11/10/2015

Spectrum Pharmaceuticals, Inc., University of Strathclyde, v. Sandoz, Inc., No. 2015-1407 (Fed. Cir. 2015)


Written By: David Youngkin

Spectrum appealed the district court’s holding that U.S. Patent 6,500,829 (“the ‘829 patent’”) was invalid as obvious and that claims were not infringed by Sandoz’s Abbreviated New Drug Application (“ANDA”).  The Federal Circuit affirmed the district court’s holding that a substantially pure compound would have been obvious over both the 50/50 mixture and pure isomer.  Additionally the Federal Circuit affirmed the district court’s decision that held Spectrum could not rely on the doctrine of equivalents because of prosecution history estopple.

Spectrum is the exclusive licensee of the ‘829 patent.  The ‘829 patent is directed to leucovorin which is used to treat folate deficiency and enhance the efficacy of a specific cancer treatment.  Leucovorin exists as 6S or 6R isomers with the 6S isomer being biologically active. 

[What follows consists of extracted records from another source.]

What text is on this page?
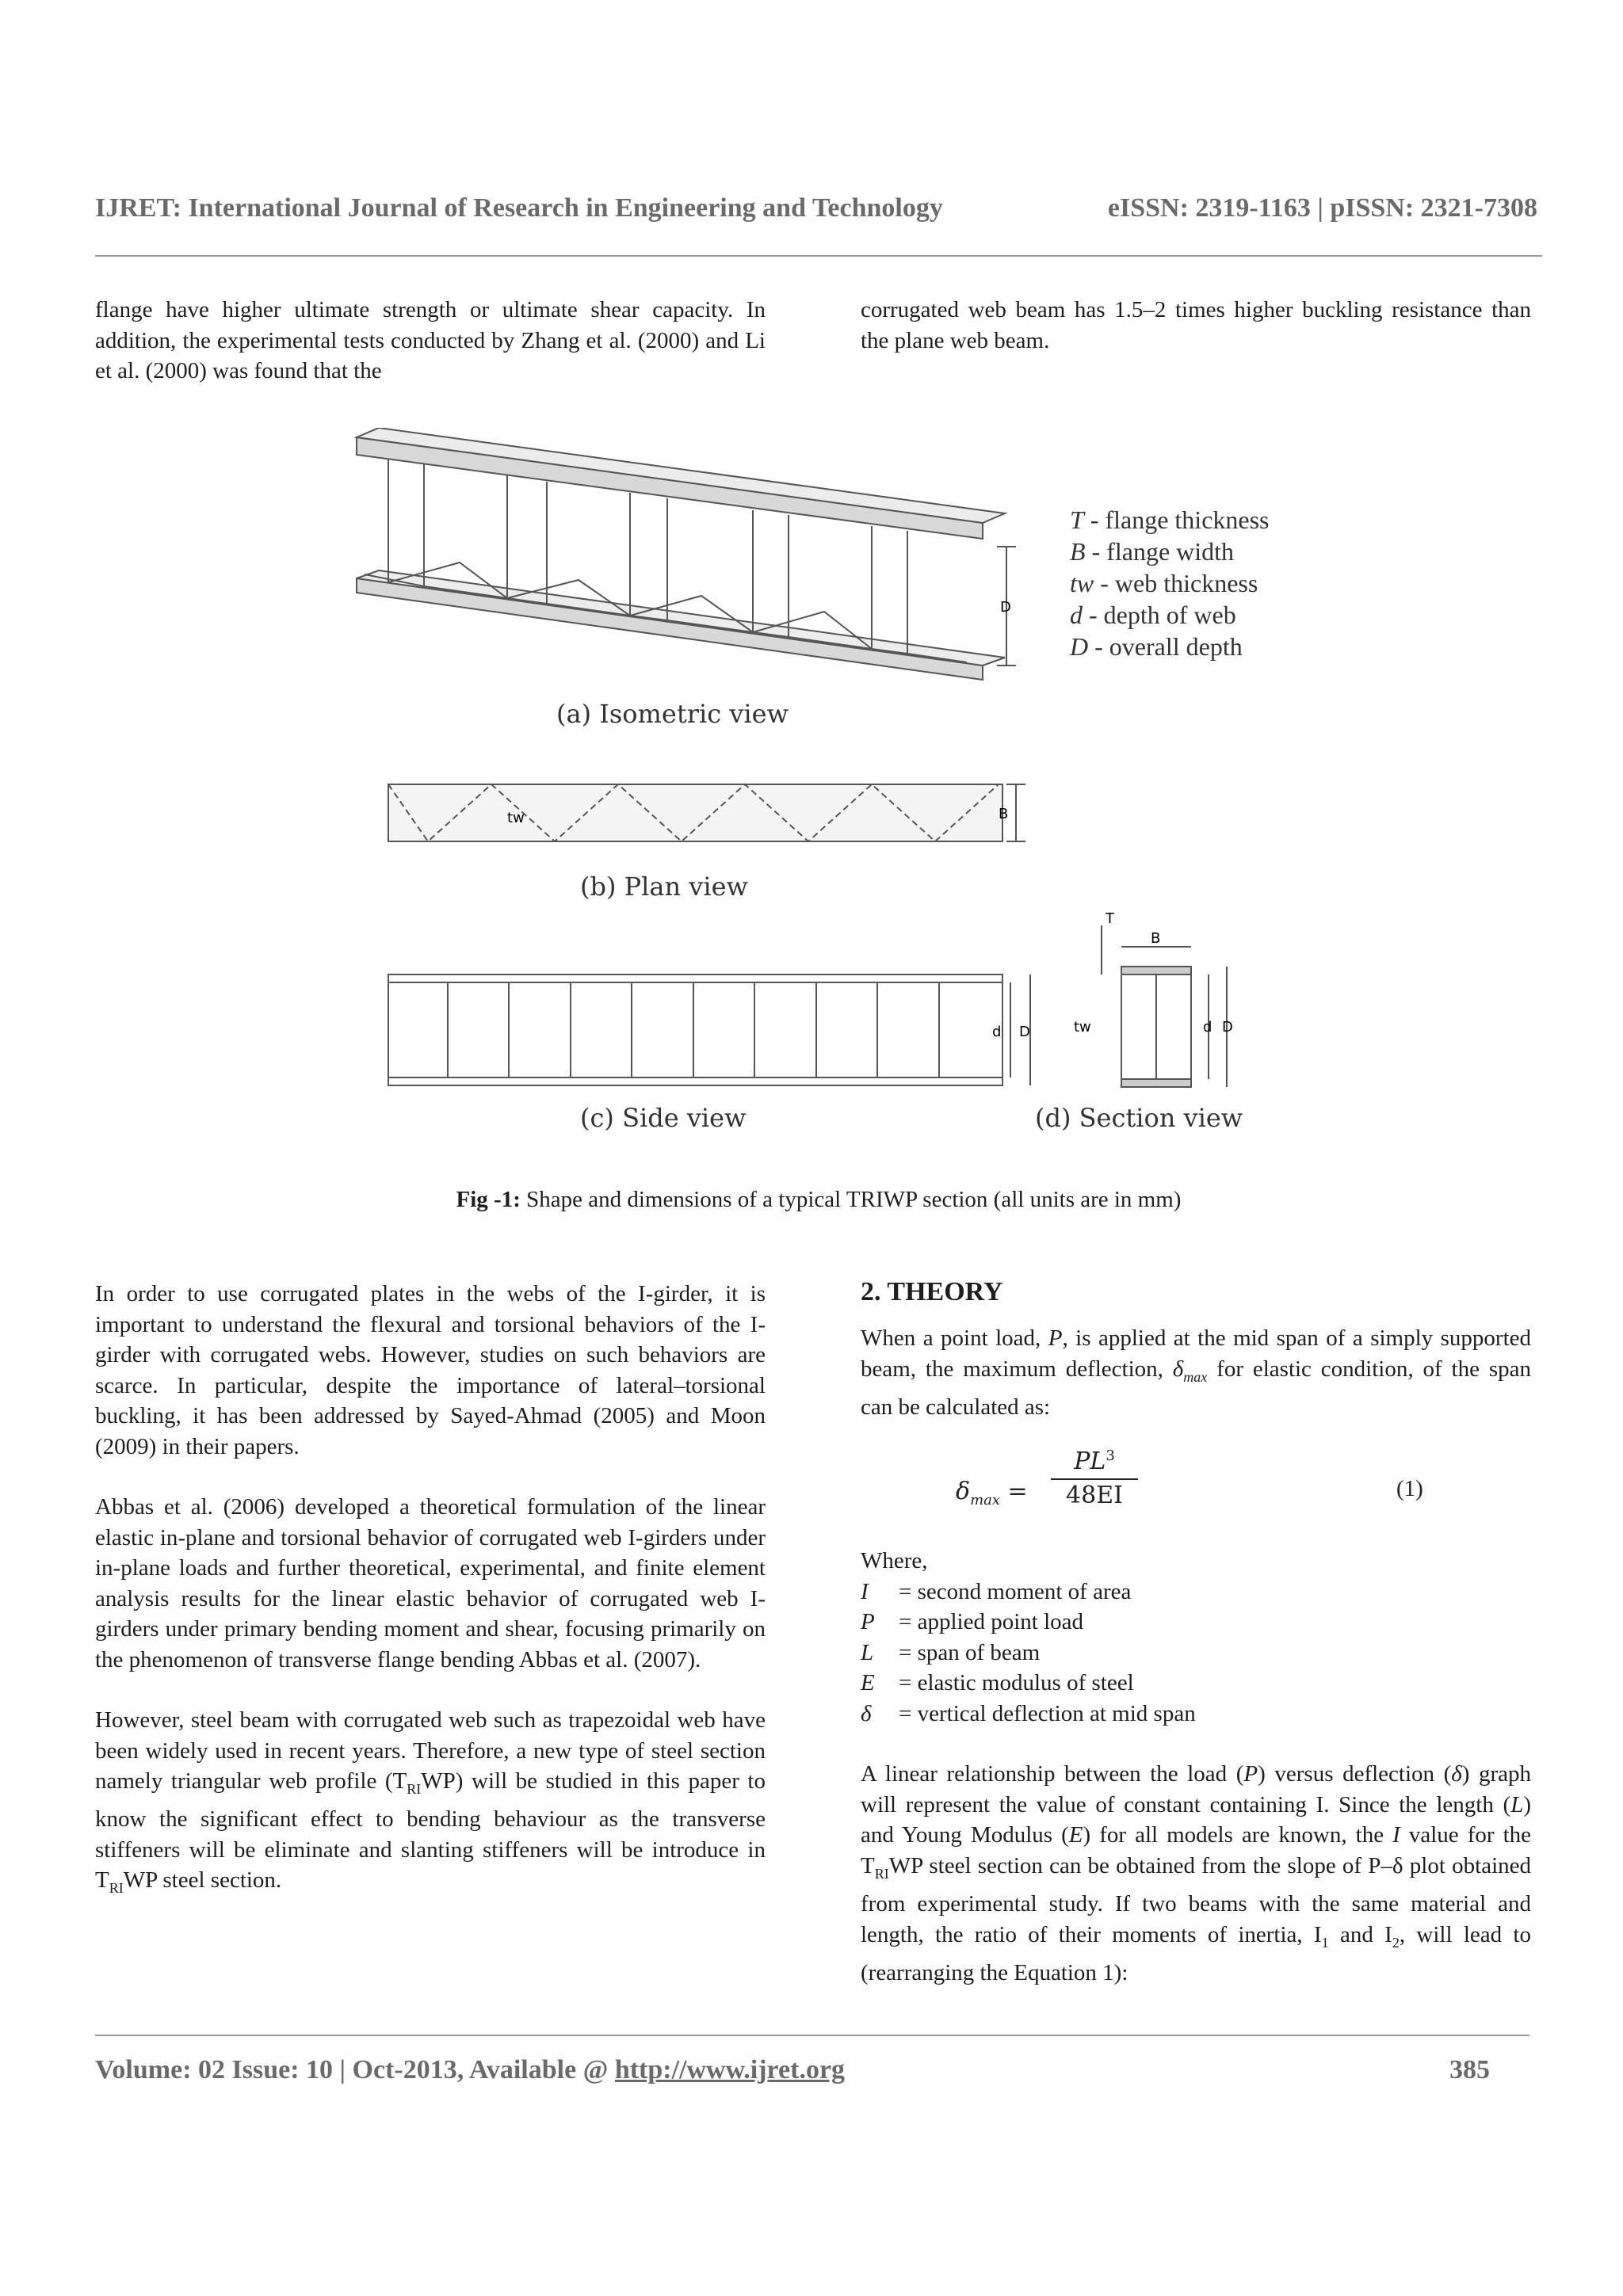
IJRET: International Journal of Research in Engineering and Technology	eISSN: 2319-1163 | pISSN: 2321-7308

flange have higher ultimate strength or ultimate shear capacity. In addition, the experimental tests conducted by Zhang et al. (2000) and Li et al. (2000) was found that the

corrugated web beam has 1.5–2 times higher buckling resistance than the plane web beam.

D
B
tw
d D
T
B
tw	d D
T - flange thickness
B - flange width
tw - web thickness
d - depth of web
D - overall depth
(a) Isometric view
(b) Plan view
(c) Side view	(d) Section view
Fig -1: Shape and dimensions of a typical TRIWP section (all units are in mm)

In order to use corrugated plates in the webs of the I-girder, it is important to understand the flexural and torsional behaviors of the I-girder with corrugated webs. However, studies on such behaviors are scarce. In particular, despite the importance of lateral–torsional buckling, it has been addressed by Sayed-Ahmad (2005) and Moon (2009) in their papers.

Abbas et al. (2006) developed a theoretical formulation of the linear elastic in-plane and torsional behavior of corrugated web I-girders under in-plane loads and further theoretical, experimental, and finite element analysis results for the linear elastic behavior of corrugated web I-girders under primary bending moment and shear, focusing primarily on the phenomenon of transverse flange bending Abbas et al. (2007).

However, steel beam with corrugated web such as trapezoidal web have been widely used in recent years. Therefore, a new type of steel section namely triangular web profile $(T_{RI}WP)$ will be studied in this paper to know the significant effect to bending behaviour as the transverse stiffeners will be eliminate and slanting stiffeners will be introduce in $T_{RI}WP$ steel section.

2. THEORY
When a point load, P, is applied at the mid span of a simply supported beam, the maximum deflection, $\delta_{max}$ for elastic condition, of the span can be calculated as:
$\delta_{max}$ =
$PL^3$
48EI	(1)
Where,
I	= second moment of area
P	= applied point load
L	= span of beam
E	= elastic modulus of steel
δ	= vertical deflection at mid span
A linear relationship between the load (P) versus deflection (δ) graph will represent the value of constant containing I. Since the length (L) and Young Modulus (E) for all models are known, the I value for the $T_{RI}WP$ steel section can be obtained from the slope of P–δ plot obtained from experimental study. If two beams with the same material and length, the ratio of their moments of inertia, $I_1$ and $I_2$, will lead to (rearranging the Equation 1):
Volume: 02 Issue: 10 | Oct-2013, Available @ http://www.ijret.org	385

Obviousness of Substantially Pure Compounds

One question before the court was “whether a substantially pure compound would have been obvious when both the 50/50 mixture and the pure compound were known in the art.”  Slip Op. at 11.   

The Federal Circuit agreed with the district court that there was clear motivation to modify the prior art 50/50 mix to make the claimed substantially pure mixture.  The court reasoned “[i]f it is known that the desired activity all lies in one isomer, surely, it is better, and there is generally motivation to try to obtain the purest compound possible.”  Id. at 11.  Conversely, the court reasoned that if the pure product was known, “no reason has been shown why one would want to have an impure material.”  Id. at 11.  In the end Spectrum simply did not provide any evidence of unexpected results for the substantially pure compound to overcome the evidence of obviousness.

Prosecution History Estopple Bars the Application of the Doctrine of Equivalents

The Federal Circuit also affirmed the district court decision that Sandoz’s ANDA did not infringe claims 5-9 of the ‘829 patent. Specifically the district court found that Sandoz’s ANDA product in vials of 175mg or 250mg would not meet the ‘829 patents claim limitation of at least two doses of 2000mg each.  The court found that during prosecution the applicant specifically disclaimed smaller dosage amounts and therefore Spectrum was unable to rely on the doctrine of equivalents to show infringement.